A strategy for walking graphs, such as from a start node to all ancestors or descendants. In some cases, graph traversal can be used in place of Reasoning. See the section on Relationships and Graphs in the OAK guide.

Reflexive

A Edge or Axiom that connects an Ontology Element to itself. These are trivially true (Tautology), but in general these are included by default in operations involving Reasoning and Graph Traversal. See also the `RO guide to reflexivity<https://oborel.github.io/obo-relations/reflexivity/>`_.

Tautology

A Axiom or Edge that is trivially true.

OLS

Ontology Lookup Service. An Ontology Repository that is a curated collection of multiple biologically relevant ontologies, many from OBO. OLS exposes an API endpoint, that is utilized by the OAK OLS Implementation

Triplestore

A Graph database that stores Triples in a RDF Graph. Triplestores are used to store Ontology data, and to provide SPARQL querying over the data.

SPARQL

A Query Language for querying RDF Graphs. SPARQL is the standard query language for Triplestores. SPARQL queries are typically executed against a remote SPARQL Endpoint but they can also be executed against a local RDF file. OAK typically abstracts away from languages like SPARQL, but it is possible to pass-through SPARQL.

SQL

A Query Language for querying relational databases. While the use of SPARQL is more common in for ontologies, one of the most performant OAK Implementations is a Semantic SQL database.

Ubergraph

A:term:Triplestore and a Ontology Repository that allows for SPARQL querying of integrated OBO ontologies. Accessible via Ubergraph Adapter. Ubergraph includes inferred Relation Graph edges as triples.

Ontobee

A Triplestore and a Ontology Repository that allows for SPARQL querying of integrated OBO ontologies. Accessible via Ontobee Adapter.

Semantic SQL

Semantic SQL is a proposed standardized schema for representing any RDF/OWL ontology, plus a set of tools for building a database conforming to this schema from RDF/OWL files.

Diff

A representation of an individual difference between two Ontologies.

Patch

A representation of a set of Diffs that are intended to be applied.

KGCL

Knowledge Graph Change Language (KGCL) is a Datamodel for communicating desired changes (aka Patch) to an ontology. It can also be used to communicate Diffs between two ontologies.
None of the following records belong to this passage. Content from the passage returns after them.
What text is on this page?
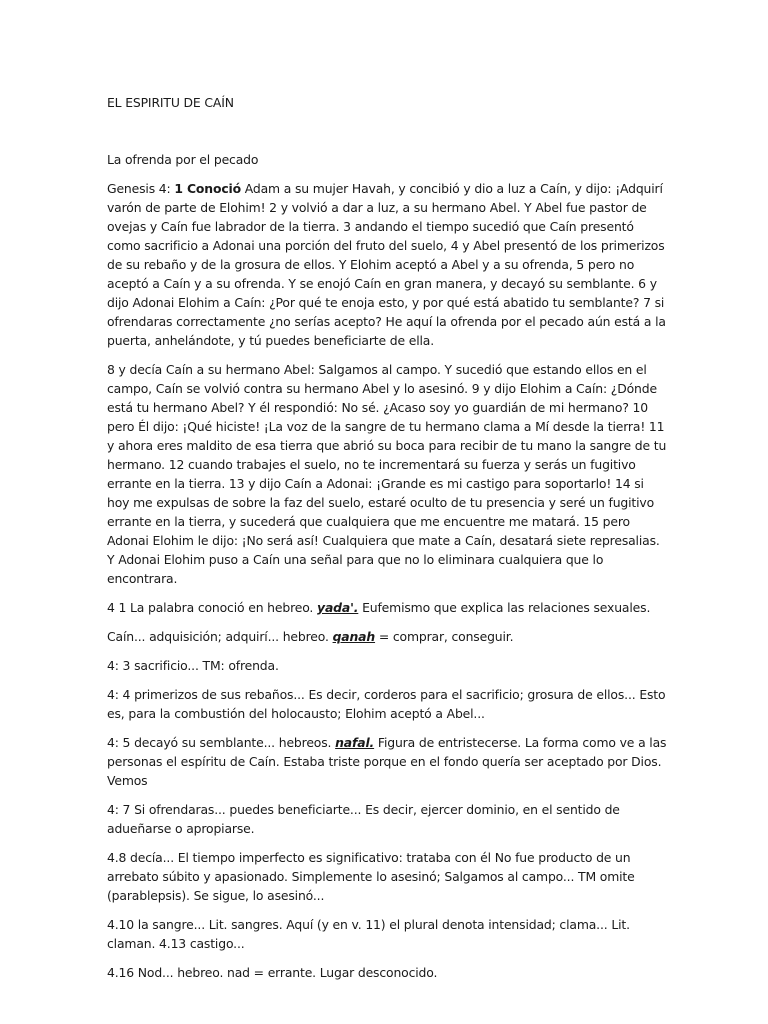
EL ESPIRITU DE CAÍN
La ofrenda por el pecado

Genesis 4: 1 Conoció Adam a su mujer Havah, y concibió y dio a luz a Caín, y dijo: ¡Adquirí varón de parte de Elohim! 2 y volvió a dar a luz, a su hermano Abel. Y Abel fue pastor de ovejas y Caín fue labrador de la tierra. 3 andando el tiempo sucedió que Caín presentó como sacrificio a Adonai una porción del fruto del suelo, 4 y Abel presentó de los primerizos de su rebaño y de la grosura de ellos. Y Elohim aceptó a Abel y a su ofrenda, 5 pero no aceptó a Caín y a su ofrenda. Y se enojó Caín en gran manera, y decayó su semblante. 6 y dijo Adonai Elohim a Caín: ¿Por qué te enoja esto, y por qué está abatido tu semblante? 7 si ofrendaras correctamente ¿no serías acepto? He aquí la ofrenda por el pecado aún está a la puerta, anhelándote, y tú puedes beneficiarte de ella.

8 y decía Caín a su hermano Abel: Salgamos al campo. Y sucedió que estando ellos en el campo, Caín se volvió contra su hermano Abel y lo asesinó. 9 y dijo Elohim a Caín: ¿Dónde está tu hermano Abel? Y él respondió: No sé. ¿Acaso soy yo guardián de mi hermano? 10 pero Él dijo: ¡Qué hiciste! ¡La voz de la sangre de tu hermano clama a Mí desde la tierra! 11 y ahora eres maldito de esa tierra que abrió su boca para recibir de tu mano la sangre de tu hermano. 12 cuando trabajes el suelo, no te incrementará su fuerza y serás un fugitivo errante en la tierra. 13 y dijo Caín a Adonai: ¡Grande es mi castigo para soportarlo! 14 si hoy me expulsas de sobre la faz del suelo, estaré oculto de tu presencia y seré un fugitivo errante en la tierra, y sucederá que cualquiera que me encuentre me matará. 15 pero Adonai Elohim le dijo: ¡No será así! Cualquiera que mate a Caín, desatará siete represalias. Y Adonai Elohim puso a Caín una señal para que no lo eliminara cualquiera que lo encontrara.

4 1 La palabra conoció en hebreo. yada'. Eufemismo que explica las relaciones sexuales.

Caín... adquisición; adquirí... hebreo. qanah = comprar, conseguir.

4: 3 sacrificio... TM: ofrenda.

4: 4 primerizos de sus rebaños... Es decir, corderos para el sacrificio; grosura de ellos... Esto es, para la combustión del holocausto; Elohim aceptó a Abel...

4: 5 decayó su semblante... hebreos. nafal. Figura de entristecerse. La forma como ve a las personas el espíritu de Caín. Estaba triste porque en el fondo quería ser aceptado por Dios. Vemos

4: 7 Si ofrendaras... puedes beneficiarte... Es decir, ejercer dominio, en el sentido de adueñarse o apropiarse.

4.8 decía... El tiempo imperfecto es significativo: trataba con él No fue producto de un arrebato súbito y apasionado. Simplemente lo asesinó; Salgamos al campo... TM omite (parablepsis). Se sigue, lo asesinó...

4.10 la sangre... Lit. sangres. Aquí (y en v. 11) el plural denota intensidad; clama... Lit. claman. 4.13 castigo...

4.16 Nod... hebreo. nad = errante. Lugar desconocido.
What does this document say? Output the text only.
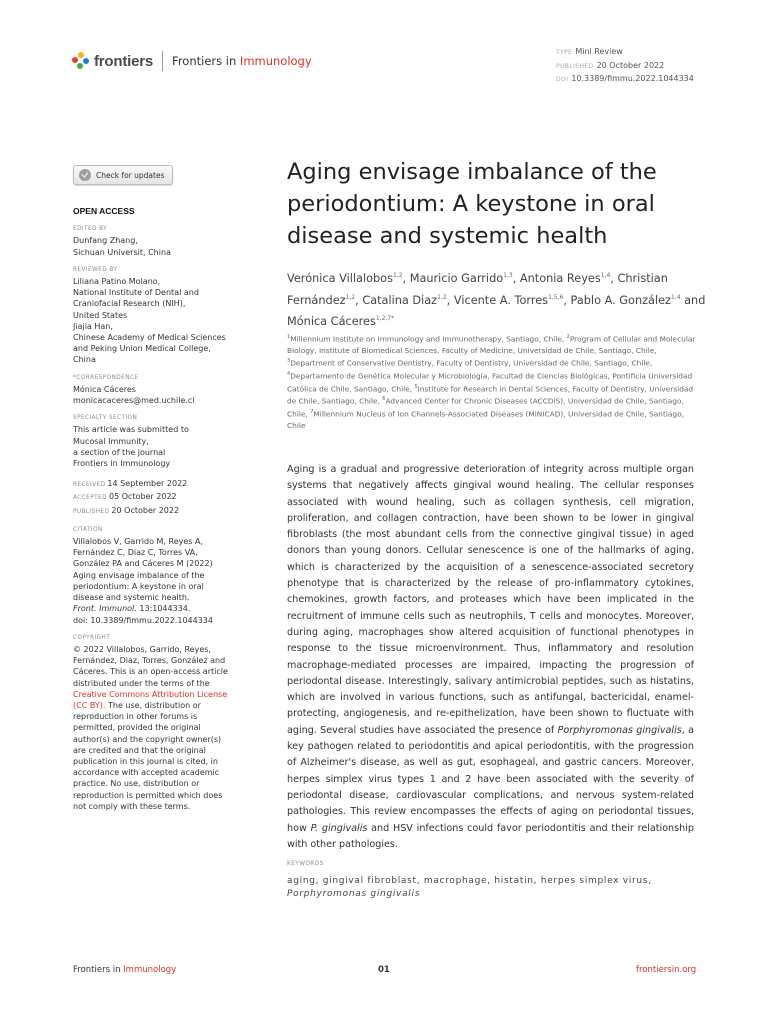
frontiers Frontiers in Immunology
TYPE Mini Review
PUBLISHED 20 October 2022
DOI 10.3389/fimmu.2022.1044334
Check for updates
OPEN ACCESS
EDITED BY
Dunfang Zhang,
Sichuan Universit, China
REVIEWED BY
Liliana Patino Molano,
National Institute of Dental and
Craniofacial Research (NIH),
United States
Jiajia Han,
Chinese Academy of Medical Sciences
and Peking Union Medical College,
China
*CORRESPONDENCE
Mónica Cáceres
monicacaceres@med.uchile.cl
SPECIALTY SECTION
This article was submitted to
Mucosal Immunity,
a section of the journal
Frontiers in Immunology
RECEIVED 14 September 2022
ACCEPTED 05 October 2022
PUBLISHED 20 October 2022
CITATION
Villalobos V, Garrido M, Reyes A,
Fernández C, Diaz C, Torres VA,
González PA and Cáceres M (2022)
Aging envisage imbalance of the
periodontium: A keystone in oral
disease and systemic health.
Front. Immunol. 13:1044334.
doi: 10.3389/fimmu.2022.1044334
COPYRIGHT
© 2022 Villalobos, Garrido, Reyes,
Fernández, Diaz, Torres, González and
Cáceres. This is an open-access article
distributed under the terms of the
Creative Commons Attribution License
(CC BY). The use, distribution or
reproduction in other forums is
permitted, provided the original
author(s) and the copyright owner(s)
are credited and that the original
publication in this journal is cited, in
accordance with accepted academic
practice. No use, distribution or
reproduction is permitted which does
not comply with these terms.
Aging envisage imbalance of the periodontium: A keystone in oral disease and systemic health
Verónica Villalobos$^{1,2}$, Mauricio Garrido$^{1,3}$, Antonia Reyes$^{1,4}$, Christian Fernández$^{1,2}$, Catalina Diaz$^{1,2}$, Vicente A. Torres$^{1,5,6}$, Pablo A. González$^{1,4}$ and Mónica Cáceres$^{1,2,7*}$
$^1$Millennium Institute on Immunology and Immunotherapy, Santiago, Chile, $^2$Program of Cellular and Molecular Biology, Institute of Biomedical Sciences, Faculty of Medicine, Universidad de Chile, Santiago, Chile, $^3$Department of Conservative Dentistry, Faculty of Dentistry, Universidad de Chile, Santiago, Chile, $^4$Departamento de Genética Molecular y Microbiología, Facultad de Ciencias Biológicas, Pontificia Universidad Católica de Chile, Santiago, Chile, $^5$Institute for Research in Dental Sciences, Faculty of Dentistry, Universidad de Chile, Santiago, Chile, $^6$Advanced Center for Chronic Diseases (ACCDiS), Universidad de Chile, Santiago, Chile, $^7$Millennium Nucleus of Ion Channels-Associated Diseases (MiNICAD), Universidad de Chile, Santiago, Chile
Aging is a gradual and progressive deterioration of integrity across multiple organ systems that negatively affects gingival wound healing. The cellular responses associated with wound healing, such as collagen synthesis, cell migration, proliferation, and collagen contraction, have been shown to be lower in gingival fibroblasts (the most abundant cells from the connective gingival tissue) in aged donors than young donors. Cellular senescence is one of the hallmarks of aging, which is characterized by the acquisition of a senescence-associated secretory phenotype that is characterized by the release of pro-inflammatory cytokines, chemokines, growth factors, and proteases which have been implicated in the recruitment of immune cells such as neutrophils, T cells and monocytes. Moreover, during aging, macrophages show altered acquisition of functional phenotypes in response to the tissue microenvironment. Thus, inflammatory and resolution macrophage-mediated processes are impaired, impacting the progression of periodontal disease. Interestingly, salivary antimicrobial peptides, such as histatins, which are involved in various functions, such as antifungal, bactericidal, enamel-protecting, angiogenesis, and re-epithelization, have been shown to fluctuate with aging. Several studies have associated the presence of Porphyromonas gingivalis, a key pathogen related to periodontitis and apical periodontitis, with the progression of Alzheimer's disease, as well as gut, esophageal, and gastric cancers. Moreover, herpes simplex virus types 1 and 2 have been associated with the severity of periodontal disease, cardiovascular complications, and nervous system-related pathologies. This review encompasses the effects of aging on periodontal tissues, how P. gingivalis and HSV infections could favor periodontitis and their relationship with other pathologies.
KEYWORDS
aging, gingival fibroblast, macrophage, histatin, herpes simplex virus,
Porphyromonas gingivalis
Frontiers in Immunology	01	frontiersin.org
See KGCL docs.

Semantic Similarity

A means of measuring similarity between either pairs of ontology concepts, or between entities annotated using ontology concepts. There is a wide variety of different methods for calculating semantic similarity, for example Jaccard Similarity and Information Content based measures.

Information Content

A measure of how informative an ontology concept is; broader concepts are less informative as they encompass many things, whereas more specific concepts are more unique. This is usually measured as -log2(Pr(term)). The method of calculating the probability varies, depending on which predicates are taken into account (for many ontologies, it makes sense to use part-of as well as is-a), and whether the probability is the probability of observing a descendant term, or of an entity annotated using that term.

Iterator

A programming language construct used frequently in OAK - it allows for passing of results from API calls without fetching everything in advance. See https://realpython.com/python-iterators-iterables/.

Interface

A programmatic abstraction that allows us to focus on what something should do rather than how it is done. Contrast with Interface. The how is managed by an Implementation.

Implementation

Also known as Adapter. Typically the details of implementation should not be exposed, and developers of applications that use OAK should always Code to the Interface. For example, the method to query for all Relationships from a term should have the same meaning regardless of whether the adapter implementing the interface is a remote triplestore like Ubergraph, a Semantic SQL adapter, or a local OBO Graphs file. See the list of all implementations

Datamodel

Aka schema. OAK follows a pluralistic worldview, and includes many different datamodels for different purposes. Examples include:

OntoGPT

A framework built on OAK that combines ontologies and Large Language Models.